Por otro lado, el interior impermeable podía lavarse directamente con agua, una característica prácticamente única en el segmento premium. Este detalle, lejos de ser anecdótico, reforzaba la idea de un lujo práctico y sin artificios.

Un eléctrico pensado para disfrutar sin prisas

El Citroën E-Méhari nunca pretendió competir con las grandes berlinas eléctricas de altas prestaciones. Su filosofía era completamente diferente.

Equipado con un motor eléctrico de 68 caballos y una batería de 30 kWh, el modelo ofrecía una conducción suave, silenciosa y extremadamente confortable. La velocidad máxima rondaba los 110 km/h, más que suficiente para el tipo de experiencia que proponía.

Y es que el E-Méhari estaba diseñado para disfrutar del trayecto, no para convertir cada desplazamiento en una demostración tecnológica.

En consecuencia, el coche encajó especialmente bien en enclaves turísticos de lujo, puertos deportivos y complejos hoteleros exclusivos. De hecho, muchos establecimientos premium comenzaron a utilizarlo como vehículo de cortesía para clientes VIP, reforzando todavía más su imagen aspiracional.

Exclusividad en estado puro

A diferencia de otros modelos eléctricos lanzados por grandes fabricantes, el E-Méhari nunca buscó una producción masiva. Citroën apostó deliberadamente por la exclusividad.

La fabricación anual era muy limitada, algo que contribuyó a convertir el modelo en una rareza dentro del panorama automovilístico europeo. Ver un E-Méhari circulando por Ibiza, Mykonos o la Riviera Francesa se convirtió rápidamente en una imagen asociada al lujo discreto y al buen gusto.

Además, la marca francesa llevó esta estrategia todavía más lejos con la edición especial “Styled by Courrèges”, desarrollada junto a la histórica firma de moda parisina.

Esta serie limitada transformó el E-Méhari en una auténtica pieza de coleccionista. La combinación de colores negros y blancos, inspirada en la estética minimalista de Courrèges, elevó el vehículo a una dimensión casi artística.

No era simplemente un coche; era una extensión del universo de la moda y el diseño francés.

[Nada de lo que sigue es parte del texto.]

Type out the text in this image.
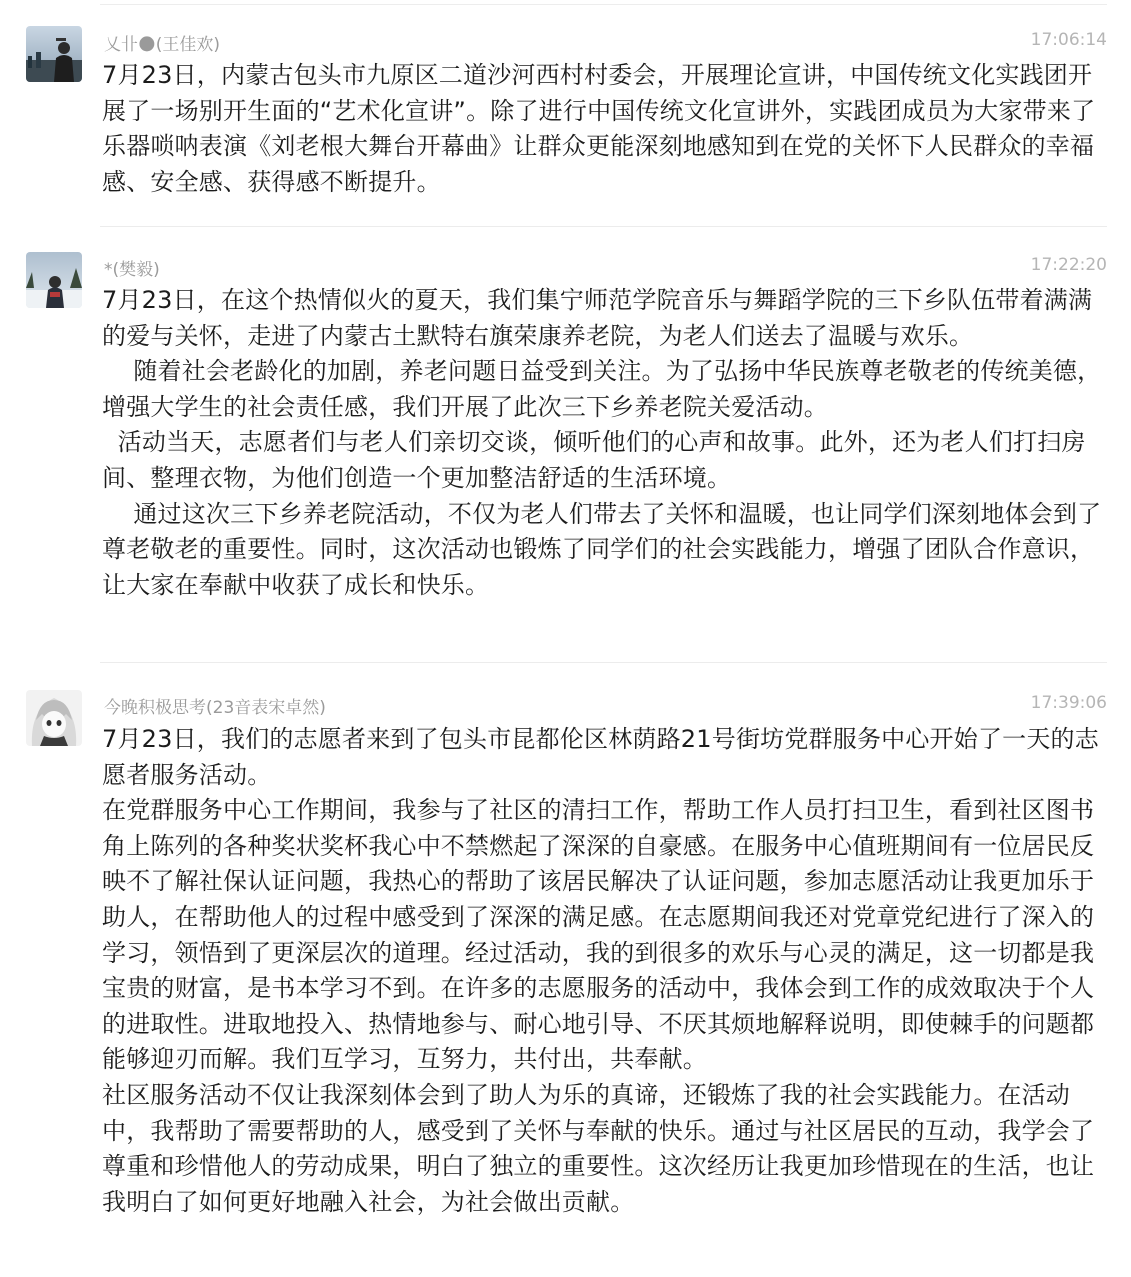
乂卝🌑(王佳欢)	17:06:14

7月23日，内蒙古包头市九原区二道沙河西村村委会，开展理论宣讲，中国传统文化实践团开展了一场别开生面的“艺术化宣讲”。除了进行中国传统文化宣讲外，实践团成员为大家带来了乐器唢呐表演《刘老根大舞台开幕曲》让群众更能深刻地感知到在党的关怀下人民群众的幸福感、安全感、获得感不断提升。

*(樊毅)	17:22:20

7月23日，在这个热情似火的夏天，我们集宁师范学院音乐与舞蹈学院的三下乡队伍带着满满的爱与关怀，走进了内蒙古土默特右旗荣康养老院，为老人们送去了温暖与欢乐。

随着社会老龄化的加剧，养老问题日益受到关注。为了弘扬中华民族尊老敬老的传统美德，增强大学生的社会责任感，我们开展了此次三下乡养老院关爱活动。

活动当天，志愿者们与老人们亲切交谈，倾听他们的心声和故事。此外，还为老人们打扫房间、整理衣物，为他们创造一个更加整洁舒适的生活环境。

通过这次三下乡养老院活动，不仅为老人们带去了关怀和温暖，也让同学们深刻地体会到了尊老敬老的重要性。同时，这次活动也锻炼了同学们的社会实践能力，增强了团队合作意识，让大家在奉献中收获了成长和快乐。

今晚积极思考(23音表宋卓然)	17:39:06

7月23日，我们的志愿者来到了包头市昆都伦区林荫路21号街坊党群服务中心开始了一天的志愿者服务活动。

在党群服务中心工作期间，我参与了社区的清扫工作，帮助工作人员打扫卫生，看到社区图书角上陈列的各种奖状奖杯我心中不禁燃起了深深的自豪感。在服务中心值班期间有一位居民反映不了解社保认证问题，我热心的帮助了该居民解决了认证问题，参加志愿活动让我更加乐于助人，在帮助他人的过程中感受到了深深的满足感。在志愿期间我还对党章党纪进行了深入的学习，领悟到了更深层次的道理。经过活动，我的到很多的欢乐与心灵的满足，这一切都是我宝贵的财富，是书本学习不到。在许多的志愿服务的活动中，我体会到工作的成效取决于个人的进取性。进取地投入、热情地参与、耐心地引导、不厌其烦地解释说明，即使棘手的问题都能够迎刃而解。我们互学习，互努力，共付出，共奉献。

社区服务活动不仅让我深刻体会到了助人为乐的真谛，还锻炼了我的社会实践能力。在活动中，我帮助了需要帮助的人，感受到了关怀与奉献的快乐。通过与社区居民的互动，我学会了尊重和珍惜他人的劳动成果，明白了独立的重要性。这次经历让我更加珍惜现在的生活，也让我明白了如何更好地融入社会，为社会做出贡献。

Un modelo adelantado a su tiempo

Aunque su producción finalizó en 2019, el E-Méhari dejó una huella mucho más profunda de lo que indican sus cifras comerciales.

En realidad, el modelo anticipó muchas de las tendencias que hoy dominan el mercado del lujo: movilidad sostenible, diseño emocional, producción limitada y experiencias premium centradas en el bienestar.

Actualmente, numerosos fabricantes intentan desarrollar vehículos capaces de transmitir personalidad y estilo de vida. Sin embargo, el E-Méhari ya había entendido años antes que el verdadero lujo moderno no consiste únicamente en la tecnología, sino también en la capacidad de generar emociones.

Por ello, muchos expertos consideran hoy que el modelo fue un automóvil adelantado a su época.

El encanto irrepetible del lujo relajado

En definitiva, el Citroën E-Méhari representa algo cada vez más difícil de encontrar en la industria del automóvil: autenticidad.

No buscaba ser el coche más rápido ni el más sofisticado tecnológicamente. Su objetivo era mucho más emocional. Quería recuperar la idea romántica del automóvil como símbolo de libertad, elegancia y disfrute.

Y precisamente ahí reside su magia.

Porque mientras muchos vehículos eléctricos envejecen rápidamente debido a la evolución tecnológica, el E-Méhari mantiene intacta su personalidad. Su diseño continúa transmitiendo frescura, exclusividad y un inconfundible espíritu francés.

Hoy, varios años después de su desaparición del mercado, sigue siendo uno de los eléctricos más originales y carismáticos jamás producidos. Un coche que transformó la nostalgia en lujo contemporáneo y que, con el tiempo, ha terminado convirtiéndose en un auténtico icono de colección.